Thai swords (DAAB) are unique in the world and are not related to any other sword type. They belong to the arm-long, one-hand and one side sharpened blank weapons and are divided into three equal-length sections.
The first section is the so-called sword face (Weak), which measures about one third of the blade length from the tip of the blade. It is mainly used for attacks. The lower part of the blade (Strong) is called the sword catch and is used for defence. While the sharp side of the blade is used for chopping, cutting or tearing, the blunt back of the sword can be used for a material- saving defence of attacks and for crushing bones. Some swords have engraved writing or symbols on the blade, which are said to have a magical effect.
Due to the low purity and quality of Southeast Asian steel, these swords have always tended to wear out relatively quickly. Aggressive striking of the blades against each other is therefore avoided.
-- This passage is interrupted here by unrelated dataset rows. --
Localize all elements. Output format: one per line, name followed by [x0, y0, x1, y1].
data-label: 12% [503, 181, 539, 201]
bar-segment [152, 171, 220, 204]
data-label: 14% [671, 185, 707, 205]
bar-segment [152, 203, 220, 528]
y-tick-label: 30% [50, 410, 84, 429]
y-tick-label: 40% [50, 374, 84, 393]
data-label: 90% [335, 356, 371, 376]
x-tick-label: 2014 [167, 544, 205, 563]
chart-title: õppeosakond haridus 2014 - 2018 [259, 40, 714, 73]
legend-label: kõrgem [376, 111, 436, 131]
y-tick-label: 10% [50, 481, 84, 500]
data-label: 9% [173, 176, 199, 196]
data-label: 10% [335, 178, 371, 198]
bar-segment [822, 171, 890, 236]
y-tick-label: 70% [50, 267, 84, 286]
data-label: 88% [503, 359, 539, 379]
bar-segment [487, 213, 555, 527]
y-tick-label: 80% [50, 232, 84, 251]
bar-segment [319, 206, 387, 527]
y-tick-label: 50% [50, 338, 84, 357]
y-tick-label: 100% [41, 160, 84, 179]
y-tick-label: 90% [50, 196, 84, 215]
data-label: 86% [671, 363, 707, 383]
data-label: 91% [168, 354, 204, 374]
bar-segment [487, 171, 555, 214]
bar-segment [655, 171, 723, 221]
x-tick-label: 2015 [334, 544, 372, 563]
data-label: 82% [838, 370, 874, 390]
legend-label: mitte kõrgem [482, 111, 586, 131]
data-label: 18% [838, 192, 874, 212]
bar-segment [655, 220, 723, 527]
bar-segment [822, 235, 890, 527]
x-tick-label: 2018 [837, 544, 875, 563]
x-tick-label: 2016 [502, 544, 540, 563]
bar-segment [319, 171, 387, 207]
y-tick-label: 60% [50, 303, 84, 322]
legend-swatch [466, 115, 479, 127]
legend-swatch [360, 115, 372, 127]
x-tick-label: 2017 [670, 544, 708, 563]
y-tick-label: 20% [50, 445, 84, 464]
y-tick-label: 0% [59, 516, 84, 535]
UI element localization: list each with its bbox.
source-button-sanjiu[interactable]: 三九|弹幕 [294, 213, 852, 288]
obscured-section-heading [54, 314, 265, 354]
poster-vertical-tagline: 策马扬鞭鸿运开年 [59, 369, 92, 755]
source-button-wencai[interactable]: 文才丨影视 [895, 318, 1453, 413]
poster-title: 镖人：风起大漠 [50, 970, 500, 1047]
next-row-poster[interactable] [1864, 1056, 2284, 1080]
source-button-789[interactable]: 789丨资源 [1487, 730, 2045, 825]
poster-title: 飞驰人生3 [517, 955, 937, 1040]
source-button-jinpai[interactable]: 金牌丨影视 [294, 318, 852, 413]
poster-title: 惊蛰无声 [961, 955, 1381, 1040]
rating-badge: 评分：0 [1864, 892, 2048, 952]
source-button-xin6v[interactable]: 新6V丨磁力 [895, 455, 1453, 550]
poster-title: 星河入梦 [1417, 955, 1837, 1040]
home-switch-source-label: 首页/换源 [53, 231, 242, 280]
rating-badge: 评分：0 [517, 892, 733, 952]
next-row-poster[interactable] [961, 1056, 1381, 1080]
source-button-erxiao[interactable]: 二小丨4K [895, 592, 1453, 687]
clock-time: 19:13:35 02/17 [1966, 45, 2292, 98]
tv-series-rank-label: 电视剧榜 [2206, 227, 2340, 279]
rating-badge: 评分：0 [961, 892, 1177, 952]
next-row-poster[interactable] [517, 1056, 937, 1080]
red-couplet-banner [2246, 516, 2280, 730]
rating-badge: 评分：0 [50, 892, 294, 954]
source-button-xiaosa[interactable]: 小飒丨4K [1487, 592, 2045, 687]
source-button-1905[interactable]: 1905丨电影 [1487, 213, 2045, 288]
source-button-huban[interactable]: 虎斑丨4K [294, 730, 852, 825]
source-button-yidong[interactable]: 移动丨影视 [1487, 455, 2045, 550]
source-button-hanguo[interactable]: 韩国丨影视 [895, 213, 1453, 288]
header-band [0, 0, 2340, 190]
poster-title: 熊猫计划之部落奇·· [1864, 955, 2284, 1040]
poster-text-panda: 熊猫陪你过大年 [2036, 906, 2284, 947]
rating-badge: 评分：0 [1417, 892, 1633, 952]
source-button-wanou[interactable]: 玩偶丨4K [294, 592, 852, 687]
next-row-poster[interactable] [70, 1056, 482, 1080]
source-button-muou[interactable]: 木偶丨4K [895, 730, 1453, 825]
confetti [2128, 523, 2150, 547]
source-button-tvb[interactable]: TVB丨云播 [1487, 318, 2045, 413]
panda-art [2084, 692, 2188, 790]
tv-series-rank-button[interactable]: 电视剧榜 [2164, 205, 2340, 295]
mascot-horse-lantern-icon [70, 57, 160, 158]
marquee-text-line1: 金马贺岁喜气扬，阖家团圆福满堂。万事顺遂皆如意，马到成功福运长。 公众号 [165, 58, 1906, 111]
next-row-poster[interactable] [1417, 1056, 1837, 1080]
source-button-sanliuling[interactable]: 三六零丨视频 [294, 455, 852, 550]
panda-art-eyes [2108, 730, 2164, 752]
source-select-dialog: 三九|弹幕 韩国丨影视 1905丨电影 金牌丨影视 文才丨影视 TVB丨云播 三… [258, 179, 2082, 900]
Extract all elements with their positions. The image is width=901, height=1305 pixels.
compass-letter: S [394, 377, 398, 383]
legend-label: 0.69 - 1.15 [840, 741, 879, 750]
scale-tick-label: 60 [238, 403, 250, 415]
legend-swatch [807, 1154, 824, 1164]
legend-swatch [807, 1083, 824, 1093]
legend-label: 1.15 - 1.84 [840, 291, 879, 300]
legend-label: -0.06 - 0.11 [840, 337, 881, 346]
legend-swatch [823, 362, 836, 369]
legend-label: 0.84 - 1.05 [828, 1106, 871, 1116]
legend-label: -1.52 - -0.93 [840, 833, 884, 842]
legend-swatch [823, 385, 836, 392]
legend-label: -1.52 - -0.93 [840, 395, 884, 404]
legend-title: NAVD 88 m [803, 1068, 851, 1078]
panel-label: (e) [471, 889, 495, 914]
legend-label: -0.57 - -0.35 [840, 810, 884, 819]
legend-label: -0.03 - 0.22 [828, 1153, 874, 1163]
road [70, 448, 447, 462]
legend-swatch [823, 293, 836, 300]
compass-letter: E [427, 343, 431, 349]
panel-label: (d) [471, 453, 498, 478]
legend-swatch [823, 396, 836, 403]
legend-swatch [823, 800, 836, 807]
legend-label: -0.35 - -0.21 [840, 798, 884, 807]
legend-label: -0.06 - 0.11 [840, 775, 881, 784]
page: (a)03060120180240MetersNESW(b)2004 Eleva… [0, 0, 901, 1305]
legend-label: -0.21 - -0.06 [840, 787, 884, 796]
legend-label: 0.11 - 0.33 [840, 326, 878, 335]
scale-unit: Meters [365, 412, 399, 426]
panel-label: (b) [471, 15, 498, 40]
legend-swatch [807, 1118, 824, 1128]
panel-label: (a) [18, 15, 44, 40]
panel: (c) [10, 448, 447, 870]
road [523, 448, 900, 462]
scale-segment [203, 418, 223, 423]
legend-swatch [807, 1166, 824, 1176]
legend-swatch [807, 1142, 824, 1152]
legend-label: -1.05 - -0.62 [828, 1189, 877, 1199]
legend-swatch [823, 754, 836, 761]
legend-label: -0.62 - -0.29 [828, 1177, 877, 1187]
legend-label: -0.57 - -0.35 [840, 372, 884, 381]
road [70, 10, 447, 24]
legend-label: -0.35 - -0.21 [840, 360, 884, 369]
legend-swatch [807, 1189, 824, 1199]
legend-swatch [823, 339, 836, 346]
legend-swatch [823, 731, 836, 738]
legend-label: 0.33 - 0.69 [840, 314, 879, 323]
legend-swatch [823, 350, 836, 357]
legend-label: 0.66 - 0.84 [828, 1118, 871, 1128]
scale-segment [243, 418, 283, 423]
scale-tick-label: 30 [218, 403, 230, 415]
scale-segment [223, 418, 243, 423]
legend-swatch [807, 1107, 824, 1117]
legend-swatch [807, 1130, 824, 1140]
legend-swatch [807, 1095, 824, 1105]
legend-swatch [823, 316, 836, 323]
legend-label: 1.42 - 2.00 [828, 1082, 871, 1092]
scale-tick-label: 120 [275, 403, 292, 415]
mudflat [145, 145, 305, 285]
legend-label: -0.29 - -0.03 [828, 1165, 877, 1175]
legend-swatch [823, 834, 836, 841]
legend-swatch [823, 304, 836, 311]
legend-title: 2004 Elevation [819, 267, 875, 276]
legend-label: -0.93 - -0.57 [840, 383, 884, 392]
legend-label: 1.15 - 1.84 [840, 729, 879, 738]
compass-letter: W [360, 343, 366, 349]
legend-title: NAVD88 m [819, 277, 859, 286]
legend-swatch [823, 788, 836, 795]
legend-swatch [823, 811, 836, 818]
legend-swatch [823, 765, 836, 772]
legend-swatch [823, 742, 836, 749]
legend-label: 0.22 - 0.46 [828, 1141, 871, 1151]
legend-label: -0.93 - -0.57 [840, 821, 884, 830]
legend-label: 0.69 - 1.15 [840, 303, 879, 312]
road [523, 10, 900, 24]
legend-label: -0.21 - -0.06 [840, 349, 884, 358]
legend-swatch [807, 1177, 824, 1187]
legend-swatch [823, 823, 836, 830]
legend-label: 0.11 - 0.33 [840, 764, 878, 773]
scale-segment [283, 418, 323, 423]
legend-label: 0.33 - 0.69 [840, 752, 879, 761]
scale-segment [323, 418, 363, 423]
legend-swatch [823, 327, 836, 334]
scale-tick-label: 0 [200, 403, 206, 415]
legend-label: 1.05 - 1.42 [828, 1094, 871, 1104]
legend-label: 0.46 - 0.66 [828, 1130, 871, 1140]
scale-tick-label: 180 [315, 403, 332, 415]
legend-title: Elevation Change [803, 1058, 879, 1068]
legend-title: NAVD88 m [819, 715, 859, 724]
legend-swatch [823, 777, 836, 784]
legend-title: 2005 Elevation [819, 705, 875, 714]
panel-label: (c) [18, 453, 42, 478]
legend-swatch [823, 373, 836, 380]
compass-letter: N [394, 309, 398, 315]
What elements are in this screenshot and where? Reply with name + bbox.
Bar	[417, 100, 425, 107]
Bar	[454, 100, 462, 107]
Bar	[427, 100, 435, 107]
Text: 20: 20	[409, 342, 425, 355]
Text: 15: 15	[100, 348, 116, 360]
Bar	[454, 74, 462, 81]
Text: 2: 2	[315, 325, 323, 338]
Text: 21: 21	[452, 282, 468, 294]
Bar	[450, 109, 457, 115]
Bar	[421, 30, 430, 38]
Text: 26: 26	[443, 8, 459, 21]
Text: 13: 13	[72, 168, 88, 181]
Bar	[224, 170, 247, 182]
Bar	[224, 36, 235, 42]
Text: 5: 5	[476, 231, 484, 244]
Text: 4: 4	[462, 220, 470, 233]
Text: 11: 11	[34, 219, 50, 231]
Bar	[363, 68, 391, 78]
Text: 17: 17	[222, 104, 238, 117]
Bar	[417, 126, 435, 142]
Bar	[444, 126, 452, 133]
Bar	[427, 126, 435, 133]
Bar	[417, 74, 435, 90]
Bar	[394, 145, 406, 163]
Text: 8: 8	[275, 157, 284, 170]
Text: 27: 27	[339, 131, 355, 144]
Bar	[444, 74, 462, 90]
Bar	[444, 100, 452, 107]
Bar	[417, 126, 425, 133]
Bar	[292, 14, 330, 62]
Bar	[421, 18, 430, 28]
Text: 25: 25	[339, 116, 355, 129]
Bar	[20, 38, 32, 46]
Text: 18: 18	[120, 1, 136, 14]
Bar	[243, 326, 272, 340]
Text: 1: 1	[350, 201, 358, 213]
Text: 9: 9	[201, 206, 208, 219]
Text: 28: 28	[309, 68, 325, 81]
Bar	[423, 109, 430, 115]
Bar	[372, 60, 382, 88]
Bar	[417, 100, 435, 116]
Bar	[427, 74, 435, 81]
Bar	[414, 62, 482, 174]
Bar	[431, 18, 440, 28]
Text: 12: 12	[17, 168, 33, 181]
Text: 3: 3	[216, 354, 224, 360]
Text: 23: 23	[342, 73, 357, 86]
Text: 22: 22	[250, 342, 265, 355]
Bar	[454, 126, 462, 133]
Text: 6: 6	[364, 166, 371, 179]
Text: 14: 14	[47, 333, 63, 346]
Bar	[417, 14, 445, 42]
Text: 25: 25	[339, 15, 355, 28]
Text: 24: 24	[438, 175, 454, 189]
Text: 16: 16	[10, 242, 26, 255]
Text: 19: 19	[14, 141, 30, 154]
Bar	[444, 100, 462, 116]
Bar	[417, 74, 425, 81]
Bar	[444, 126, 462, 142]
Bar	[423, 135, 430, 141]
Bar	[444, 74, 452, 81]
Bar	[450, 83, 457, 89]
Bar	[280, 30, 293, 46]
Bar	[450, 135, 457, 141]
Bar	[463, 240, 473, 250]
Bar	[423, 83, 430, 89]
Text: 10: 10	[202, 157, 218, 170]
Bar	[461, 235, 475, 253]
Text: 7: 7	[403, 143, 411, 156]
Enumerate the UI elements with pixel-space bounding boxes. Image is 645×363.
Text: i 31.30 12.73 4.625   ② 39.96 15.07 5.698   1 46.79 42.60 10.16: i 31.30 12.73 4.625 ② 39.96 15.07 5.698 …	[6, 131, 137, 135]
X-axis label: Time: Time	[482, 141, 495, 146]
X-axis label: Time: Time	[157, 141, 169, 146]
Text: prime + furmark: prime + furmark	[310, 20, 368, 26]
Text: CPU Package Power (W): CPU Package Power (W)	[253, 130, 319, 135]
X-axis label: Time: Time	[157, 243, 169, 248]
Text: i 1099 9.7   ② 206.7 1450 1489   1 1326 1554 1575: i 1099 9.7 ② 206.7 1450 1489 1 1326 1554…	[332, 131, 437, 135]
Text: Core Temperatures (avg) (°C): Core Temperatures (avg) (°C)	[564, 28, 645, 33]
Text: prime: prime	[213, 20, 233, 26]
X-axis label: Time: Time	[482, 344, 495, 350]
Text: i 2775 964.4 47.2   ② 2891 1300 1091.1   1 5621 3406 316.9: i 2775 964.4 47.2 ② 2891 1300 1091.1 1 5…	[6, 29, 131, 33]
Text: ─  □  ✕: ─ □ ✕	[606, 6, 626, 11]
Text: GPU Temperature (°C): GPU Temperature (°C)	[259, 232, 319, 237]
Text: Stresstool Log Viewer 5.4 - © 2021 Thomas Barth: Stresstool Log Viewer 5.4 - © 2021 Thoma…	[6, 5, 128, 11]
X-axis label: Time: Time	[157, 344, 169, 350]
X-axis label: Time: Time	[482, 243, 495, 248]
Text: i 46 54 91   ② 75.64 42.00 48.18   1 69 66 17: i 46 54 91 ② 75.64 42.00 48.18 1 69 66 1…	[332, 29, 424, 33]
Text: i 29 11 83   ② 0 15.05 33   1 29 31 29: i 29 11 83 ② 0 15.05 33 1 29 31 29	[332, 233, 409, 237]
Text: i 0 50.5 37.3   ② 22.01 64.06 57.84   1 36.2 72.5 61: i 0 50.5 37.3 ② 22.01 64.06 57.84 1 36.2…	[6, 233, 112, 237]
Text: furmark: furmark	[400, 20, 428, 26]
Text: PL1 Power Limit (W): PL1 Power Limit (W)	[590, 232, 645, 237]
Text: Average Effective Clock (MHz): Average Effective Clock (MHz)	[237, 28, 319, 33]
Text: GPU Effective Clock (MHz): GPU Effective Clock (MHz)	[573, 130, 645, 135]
A Thai sword is not a hammer – therefore the power of the opponent‘s attack is preferably used to reposition the own blade and to gain power for counter attacks. In times of war, sword blades were occasionally pulled through decomposing corpses or excrement to increase the blade‘s effectiveness through the cadaveric poison and bacterial infections.
Bild: Dab (Dab Ayutthaya)
Between the blade and the hilt there is sometimes a very small guard. A hand protection is not provided for Thai swords, because it would interfere with the handling of the sword. Unlike it is taught in other sword fighting styles, between a swordsman and the blade of his opponent lies only the skill of the one who is using the DAAB.
The hilt (Grip) covers another third of the sword and serves the balance. Traditionally the sword has a round handle, which allows a secure hold and a smooth change of the grip (e.g. blade pointing up or down).
The end of the hilt (Pommel) is often reinforced with a solid steel knob. Stabs with the tip of the sword (Point) are rather unusual because of the curvature of most swords and the often broad blade tip. Instead, it is preferred to stab or strike with the end of the hilt. It is said that in the course of time more people have died by the pommel than by the blade of such a sword.
The scabbard is usually made of hardwood and can be used for defense and attack due to its high stability. The original form of fighting with double sword is with the scabbard in one hand and the sword in the other. The rope attached to the scabbard is mainly used for transport purposes and to secure the scabbard. With teacher‘s swords, the transverse bands or stripes can be an indication of the years of educational practice already completed.
Thai swords are not top-heavy but balanced. They are held relatively close to the balance point of the sword. This provides a high turning speed and enables complex movement patterns by changing direction. Thumb, index finger base and forefinger act as axis of rotation, while the opening and closing the hand produces the rotary swing. Sword strokes can thus be generated not only from the arm or body rotation, but also from the hand or wrist.
An experienced DAAB warrior knows how to handle both one and two swords (or one sword and one scabbard). However fighting with a single sword is generally preferred and considered as the highest form of swordsmanship. He also masters the fight with arm-length objects (e.g. baseball clubs, batons and cudgels) and the fight against one or more opponents with the same or different armament.
A DAAB warrior integrates bodily weapons (fist, foot, elbow and knee) as well as ground fighting and grip techniques into his fighting style. He has a considerable repertoire of pommel attacks and turning techniques. This enables him to manipulate the opponent‘s weapon (winding / Winden im Band) and to act with deadly precision in very close quarters (e.g. in the jungle or on the battlefield).